US 12,437,746 B2
Real-time system for spoken natural stylistic conversations with large language models
Adrian Wyatt Bonar, Seattle, WA (US); Jennifer Fox, Seattle, WA (US); Nicole E. Berdy, Cambridge, MA (US); Mollie Munoz, Redmond, WA (US); Shawn Callegari, Redmond, WA (US); Devis Lucato, Redmond, WA (US); and Ryan H. Volum, Seattle, WA (US)
Assigned to Microsoft Technology Licensing, LLC, Redmond, WA (US)
Filed by MICROSOFT TECHNOLOGY LICENSING, LLC, Redmond, WA (US)
Filed on Apr. 7, 2023, as Appl. No. 18/132,356.
Claims priority of provisional application 63/427,079, filed on Nov. 21, 2022.
Prior Publication US 2024/0169974 A1, May 23, 2024
Int. Cl. G10L 13/10 (2013.01); G10L 15/26 (2006.01); G10L 13/02 (2013.01); G10L 13/08 (2013.01); G10L 15/18 (2013.01); G10L 15/22 (2006.01); G10L 25/63 (2013.01)

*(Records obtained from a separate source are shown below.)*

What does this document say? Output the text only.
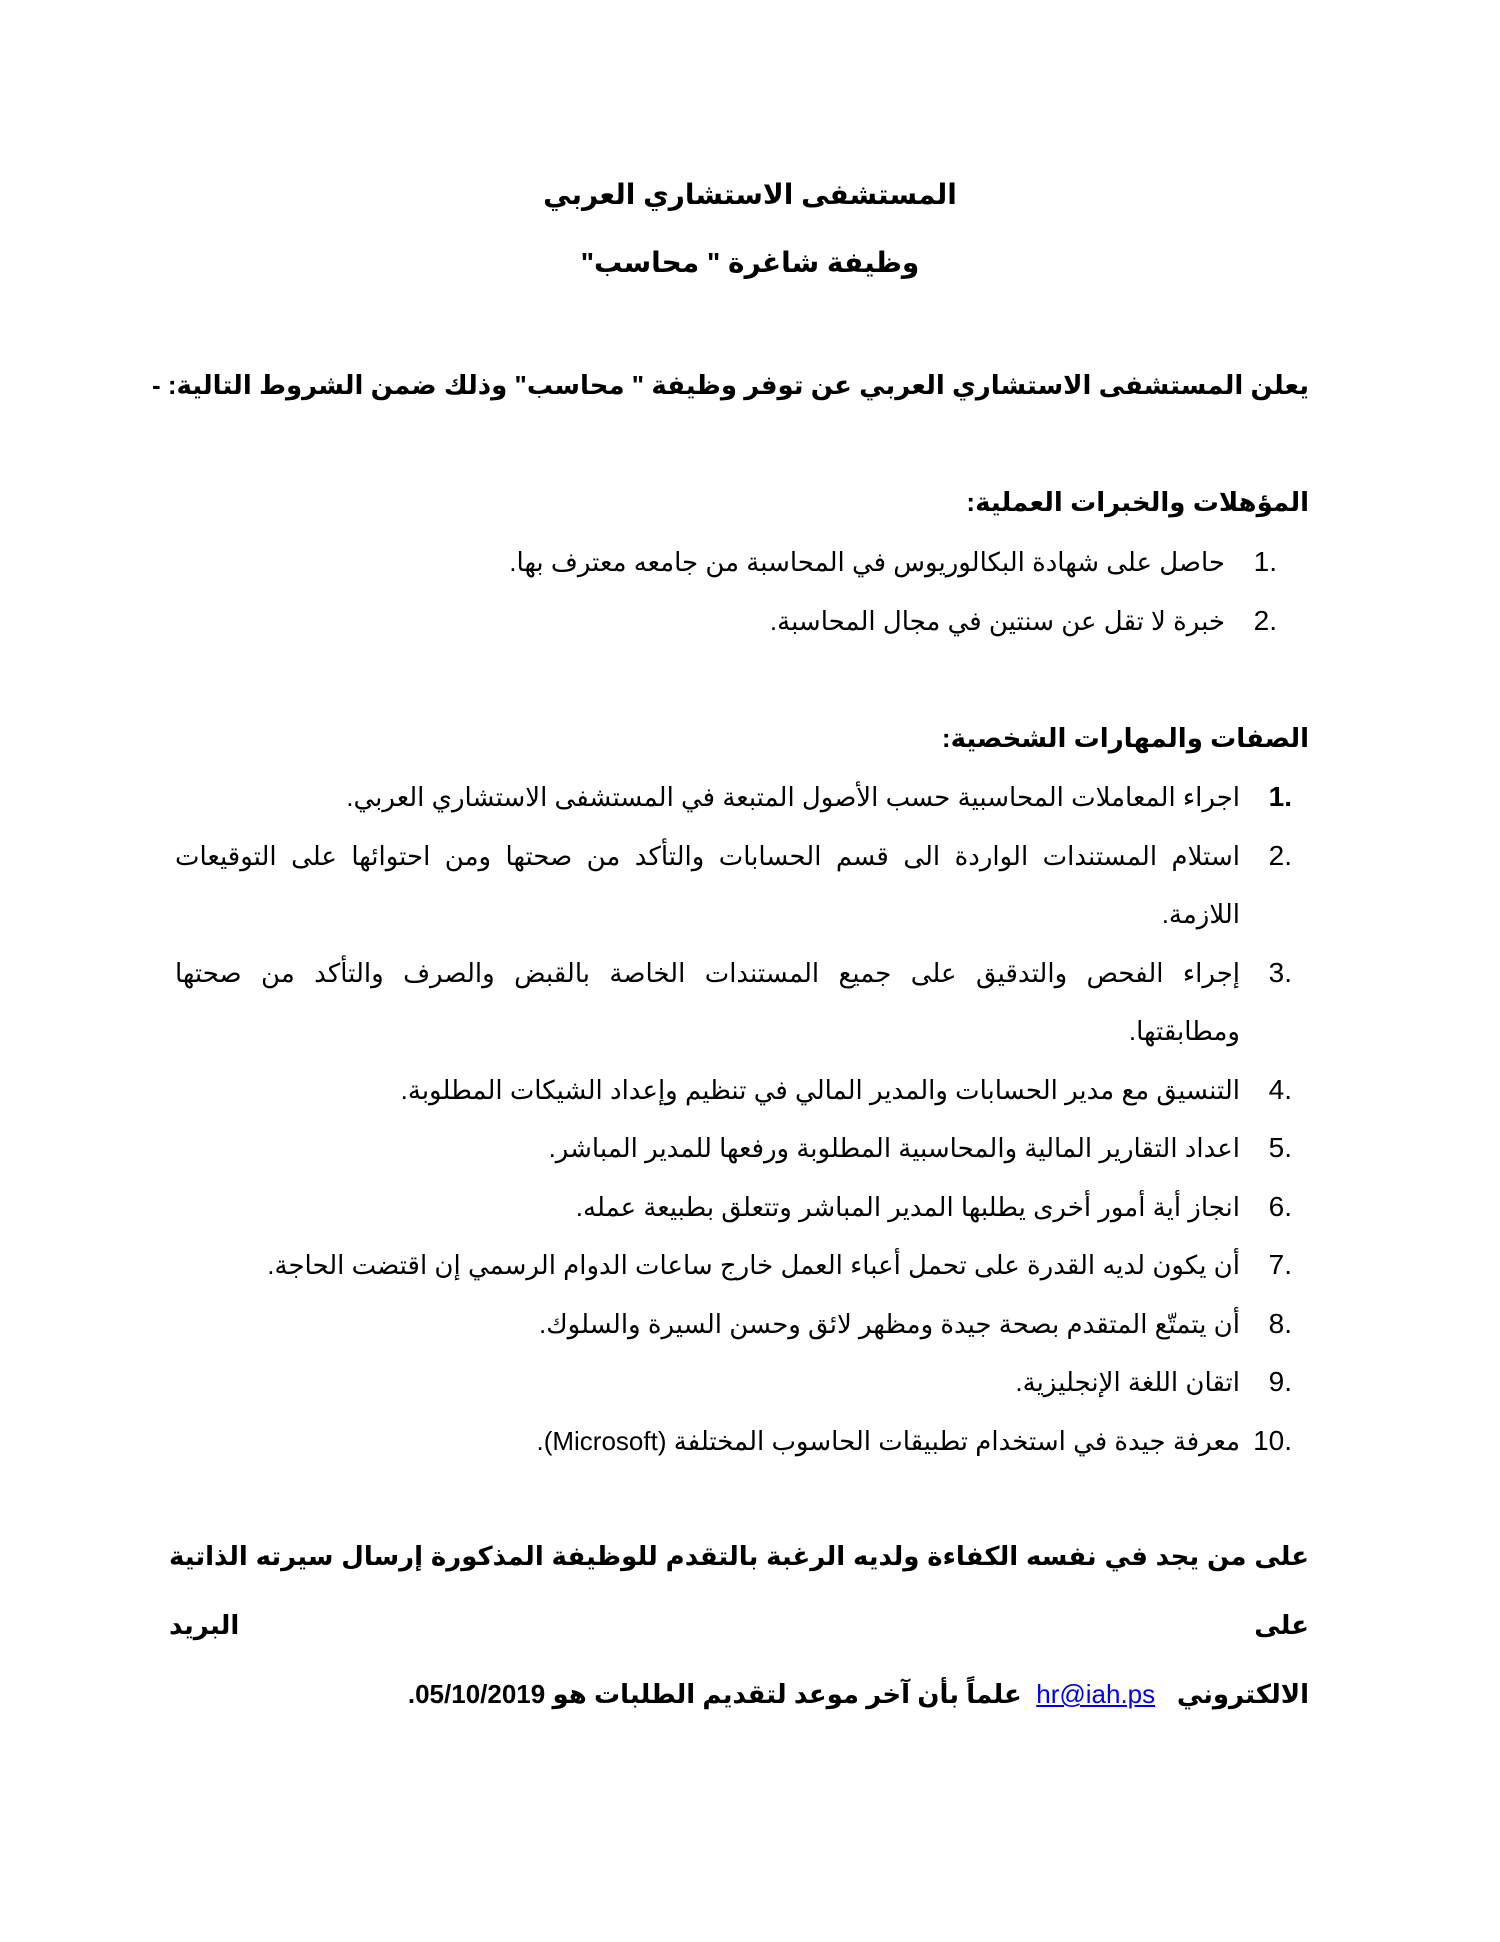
المستشفى الاستشاري العربي
وظيفة شاغرة " محاسب"
يعلن المستشفى الاستشاري العربي عن توفر وظيفة " محاسب" وذلك ضمن الشروط التالية: -
المؤهلات والخبرات العملية:
1.
حاصل على شهادة البكالوريوس في المحاسبة من جامعه معترف بها.
2.
خبرة لا تقل عن سنتين في مجال المحاسبة.
الصفات والمهارات الشخصية:
1.
اجراء المعاملات المحاسبية حسب الأصول المتبعة في المستشفى الاستشاري العربي.
2.
استلام المستندات الواردة الى قسم الحسابات والتأكد من صحتها ومن احتوائها على التوقيعات
اللازمة.
3.
إجراء الفحص والتدقيق على جميع المستندات الخاصة بالقبض والصرف والتأكد من صحتها
ومطابقتها.
4.
التنسيق مع مدير الحسابات والمدير المالي في تنظيم وإعداد الشيكات المطلوبة.
5.
اعداد التقارير المالية والمحاسبية المطلوبة ورفعها للمدير المباشر.
6.
انجاز أية أمور أخرى يطلبها المدير المباشر وتتعلق بطبيعة عمله.
7.
أن يكون لديه القدرة على تحمل أعباء العمل خارج ساعات الدوام الرسمي إن اقتضت الحاجة.
8.
أن يتمتّع المتقدم بصحة جيدة ومظهر لائق وحسن السيرة والسلوك.
9.
اتقان اللغة الإنجليزية.
10.
معرفة جيدة في استخدام تطبيقات الحاسوب المختلفة (Microsoft).
على من يجد في نفسه الكفاءة ولديه الرغبة بالتقدم للوظيفة المذكورة إرسال سيرته الذاتية على البريد
الالكتروني   hr@iah.ps  علماً بأن آخر موعد لتقديم الطلبات هو 05/10/2019.
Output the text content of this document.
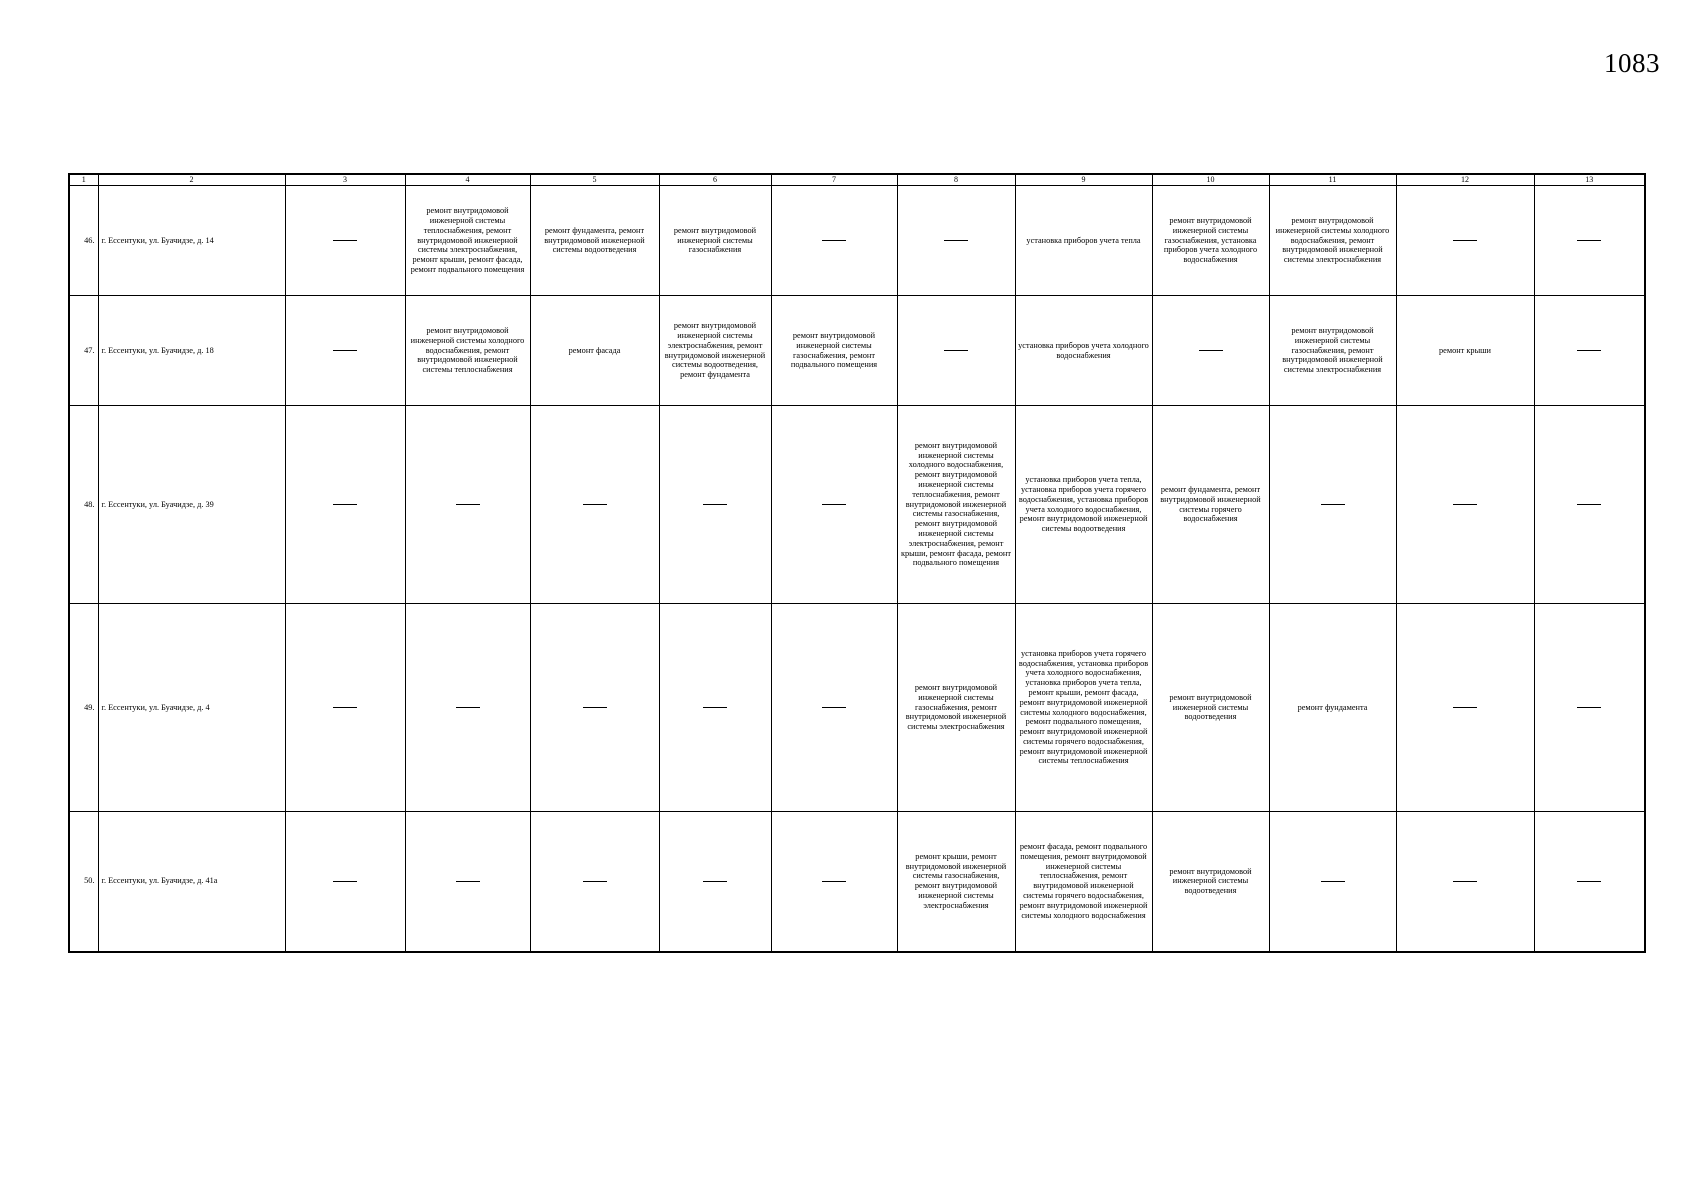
1083
1	2	3	4	5	6	7	8	9	10	11	12	13
46.	г. Ессентуки, ул. Буачидзе, д. 14		ремонт внутридомовой инженерной системы теплоснабжения, ремонт внутридомовой инженерной системы электроснабжения, ремонт крыши, ремонт фасада, ремонт подвального помещения	ремонт фундамента, ремонт внутридомовой инженерной системы водоотведения	ремонт внутридомовой инженерной системы газоснабжения			установка приборов учета тепла	ремонт внутридомовой инженерной системы газоснабжения, установка приборов учета холодного водоснабжения	ремонт внутридомовой инженерной системы холодного водоснабжения, ремонт внутридомовой инженерной системы электроснабжения		
47.	г. Ессентуки, ул. Буачидзе, д. 18		ремонт внутридомовой инженерной системы холодного водоснабжения, ремонт внутридомовой инженерной системы теплоснабжения	ремонт фасада	ремонт внутридомовой инженерной системы электроснабжения, ремонт внутридомовой инженерной системы водоотведения, ремонт фундамента	ремонт внутридомовой инженерной системы газоснабжения, ремонт подвального помещения		установка приборов учета холодного водоснабжения		ремонт внутридомовой инженерной системы газоснабжения, ремонт внутридомовой инженерной системы электроснабжения	ремонт крыши	
48.	г. Ессентуки, ул. Буачидзе, д. 39						ремонт внутридомовой инженерной системы холодного водоснабжения, ремонт внутридомовой инженерной системы теплоснабжения, ремонт внутридомовой инженерной системы газоснабжения, ремонт внутридомовой инженерной системы электроснабжения, ремонт крыши, ремонт фасада, ремонт подвального помещения	установка приборов учета тепла, установка приборов учета горячего водоснабжения, установка приборов учета холодного водоснабжения, ремонт внутридомовой инженерной системы водоотведения	ремонт фундамента, ремонт внутридомовой инженерной системы горячего водоснабжения			
49.	г. Ессентуки, ул. Буачидзе, д. 4						ремонт внутридомовой инженерной системы газоснабжения, ремонт внутридомовой инженерной системы электроснабжения	установка приборов учета горячего водоснабжения, установка приборов учета холодного водоснабжения, установка приборов учета тепла, ремонт крыши, ремонт фасада, ремонт внутридомовой инженерной системы холодного водоснабжения, ремонт подвального помещения, ремонт внутридомовой инженерной системы горячего водоснабжения, ремонт внутридомовой инженерной системы теплоснабжения	ремонт внутридомовой инженерной системы водоотведения	ремонт фундамента		
50.	г. Ессентуки, ул. Буачидзе, д. 41а						ремонт крыши, ремонт внутридомовой инженерной системы газоснабжения, ремонт внутридомовой инженерной системы электроснабжения	ремонт фасада, ремонт подвального помещения, ремонт внутридомовой инженерной системы теплоснабжения, ремонт внутридомовой инженерной системы горячего водоснабжения, ремонт внутридомовой инженерной системы холодного водоснабжения	ремонт внутридомовой инженерной системы водоотведения			
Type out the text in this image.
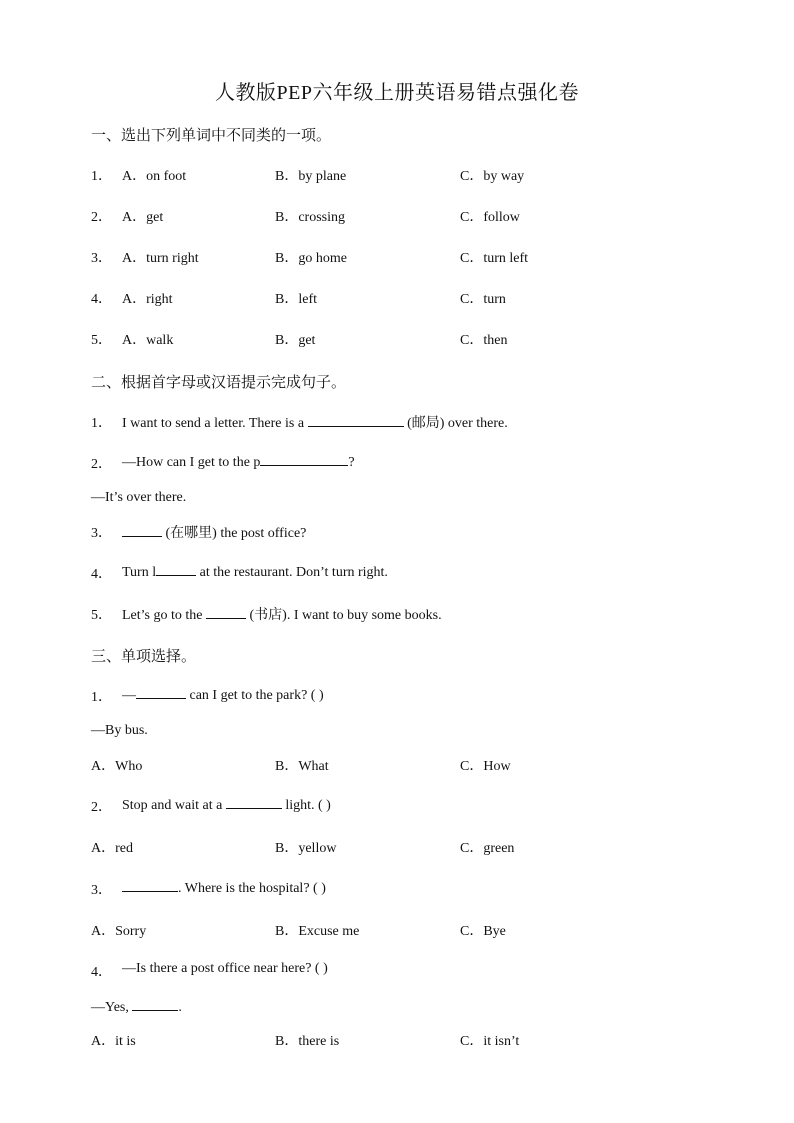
人教版PEP六年级上册英语易错点强化卷
一、选出下列单词中不同类的一项。
1． A．on foot	B．by plane	C．by way
2． A．get	B．crossing	C．follow
3． A．turn right	B．go home	C．turn left
4． A．right	B．left	C．turn
5． A．walk	B．get	C．then
二、根据首字母或汉语提示完成句子。
1． I want to send a letter. There is a	(邮局) over there.
2． —How can I get to the p	?
—It’s over there.
3．	(在哪里) the post office?
4． Turn l	at the restaurant. Don’t turn right.
5． Let’s go to the	(书店). I want to buy some books.
三、单项选择。
1． —	can I get to the park? ( )
—By bus.
A．Who	B．What	C．How
2． Stop and wait at a	light. ( )
A．red	B．yellow	C．green
3．	. Where is the hospital? ( )
A．Sorry	B．Excuse me	C．Bye
4． —Is there a post office near here? ( )
—Yes,	.
A．it is	B．there is	C．it isn’t
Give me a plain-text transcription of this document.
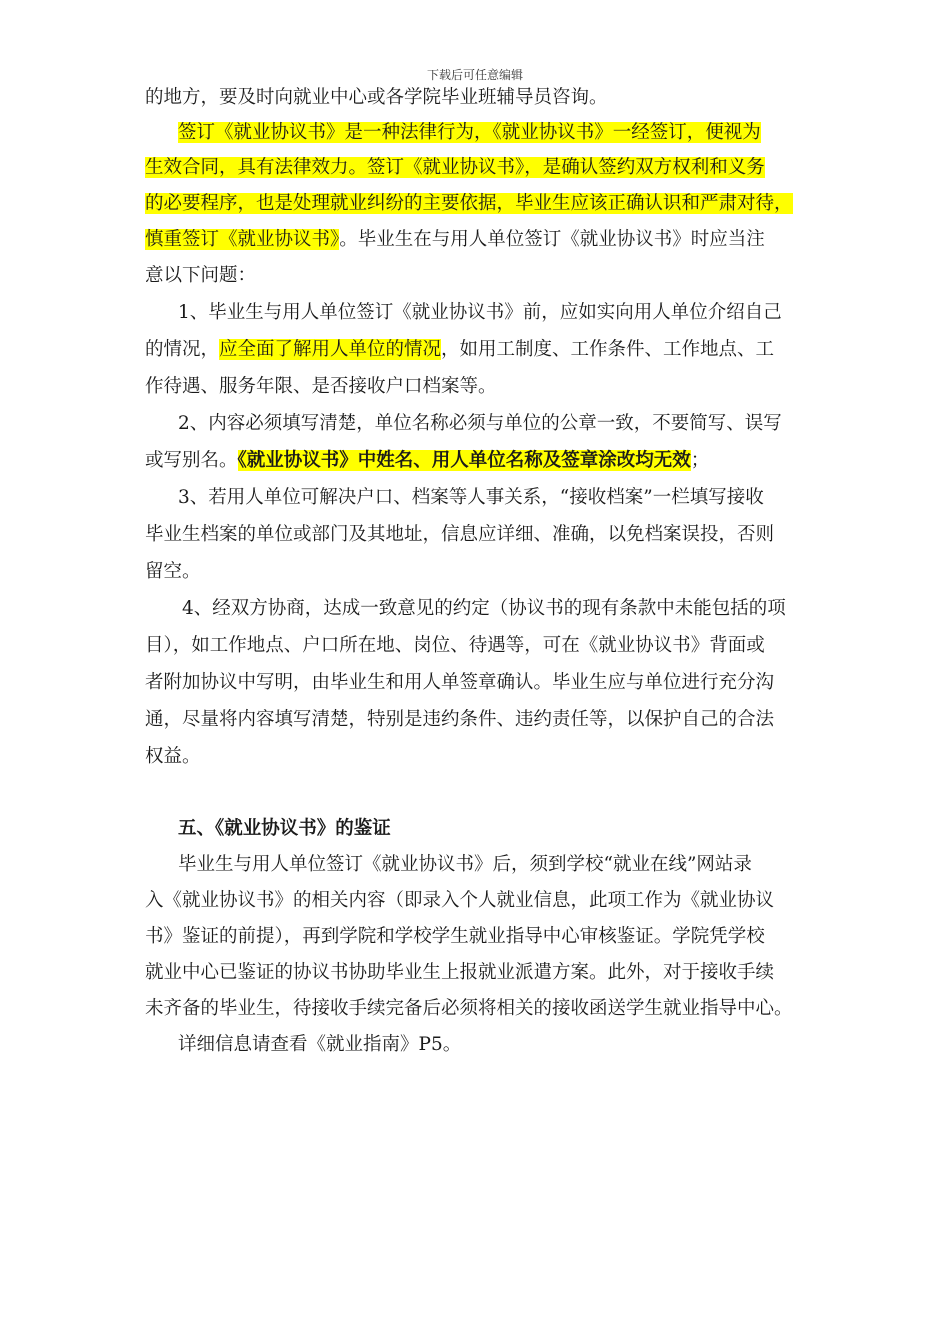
下载后可任意编辑
的地方，要及时向就业中心或各学院毕业班辅导员咨询。
签订《就业协议书》是一种法律行为，《就业协议书》一经签订，便视为
生效合同，具有法律效力。签订《就业协议书》，是确认签约双方权利和义务
的必要程序，也是处理就业纠纷的主要依据，毕业生应该正确认识和严肃对待，
慎重签订《就业协议书》。毕业生在与用人单位签订《就业协议书》时应当注
意以下问题：
1、毕业生与用人单位签订《就业协议书》前，应如实向用人单位介绍自己
的情况，应全面了解用人单位的情况，如用工制度、工作条件、工作地点、工
作待遇、服务年限、是否接收户口档案等。
2、内容必须填写清楚，单位名称必须与单位的公章一致，不要简写、误写
或写别名。《就业协议书》中姓名、用人单位名称及签章涂改均无效；
3、若用人单位可解决户口、档案等人事关系，“接收档案”一栏填写接收
毕业生档案的单位或部门及其地址，信息应详细、准确，以免档案误投，否则
留空。
4、经双方协商，达成一致意见的约定（协议书的现有条款中未能包括的项
目），如工作地点、户口所在地、岗位、待遇等，可在《就业协议书》背面或
者附加协议中写明，由毕业生和用人单签章确认。毕业生应与单位进行充分沟
通，尽量将内容填写清楚，特别是违约条件、违约责任等，以保护自己的合法
权益。
五、《就业协议书》的鉴证
毕业生与用人单位签订《就业协议书》后，须到学校“就业在线”网站录
入《就业协议书》的相关内容（即录入个人就业信息，此项工作为《就业协议
书》鉴证的前提），再到学院和学校学生就业指导中心审核鉴证。学院凭学校
就业中心已鉴证的协议书协助毕业生上报就业派遣方案。此外，对于接收手续
未齐备的毕业生，待接收手续完备后必须将相关的接收函送学生就业指导中心。
详细信息请查看《就业指南》P5。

CPC G10L 13/10 (2013.01) [G10L 15/26 (2013.01); G10L 13/02 (2013.01); G10L 13/08 (2013.01); G10L 2013/083 (2013.01); G10L 15/1815 (2013.01); G10L 2015/225 (2013.01); G10L 25/63 (2013.01)] 20 Claims
OG exemplary drawing
 
1. A method comprising:
configuring a large language model with a conversational profile comprising training data that includes a set of example conversations that comprise labeled data demonstrating positive interactions, negative interactions, and appropriate responses and inappropriate responses, and a set of sentiments;
receiving a user input comprising a speech audio input;
converting the user input into a text translation of the speech audio input;
analyzing the speech audio input to determine at least one of a volume, a tone of voice, and one or more inflections of a voice included in the speech audio input;
analyzing at least one of the volume, the tone of voice, and the one or more inflections with the text translation of the speech audio input using a prompt engine to determine a sentiment of the user input;
generating a prompt, using the prompt engine, wherein the prompt includes the sentiment of the user input that is determined using at least one of the tone, the volume, the one or more inflections, and the text translation of the speech audio input, the prompt further comprising instructions for causing the large language model to include punctuation and a word selection in a text response that represents a selected sentiment from the set of sentiments within the conversational profile;
causing the large language model to generate the text response based on the prompt and the text translation of the speech audio input, using the selected sentiment and the training data, wherein the training data causes the large language model to set patterns for subsequent text responses and prompts by increasing emphasis for positive user interactions and appropriate text responses and decreasing emphasis for negative user interactions and inappropriate text responses;
receiving the text response with the selected sentiment from the large language model generated from the prompt;
selecting a style cue for an audio output based on the sentiment of the user input, the selected sentiment of the text response, and the prompt using the large language model; and
generating the audio output using the text response and the style cue, wherein the audio output response uses the style cue, the punctuation, and the world selection from the text response to generate the audio output including at least one of an audio output volume, an audio output tone of voice, or one or more inflections of a voice in the audio output, wherein at least one of the audio output volume, the audio output tone of voice, or one or more inflections of the voice in the audio output corresponds to the style cue, the punctuation, and the word selection of the text response.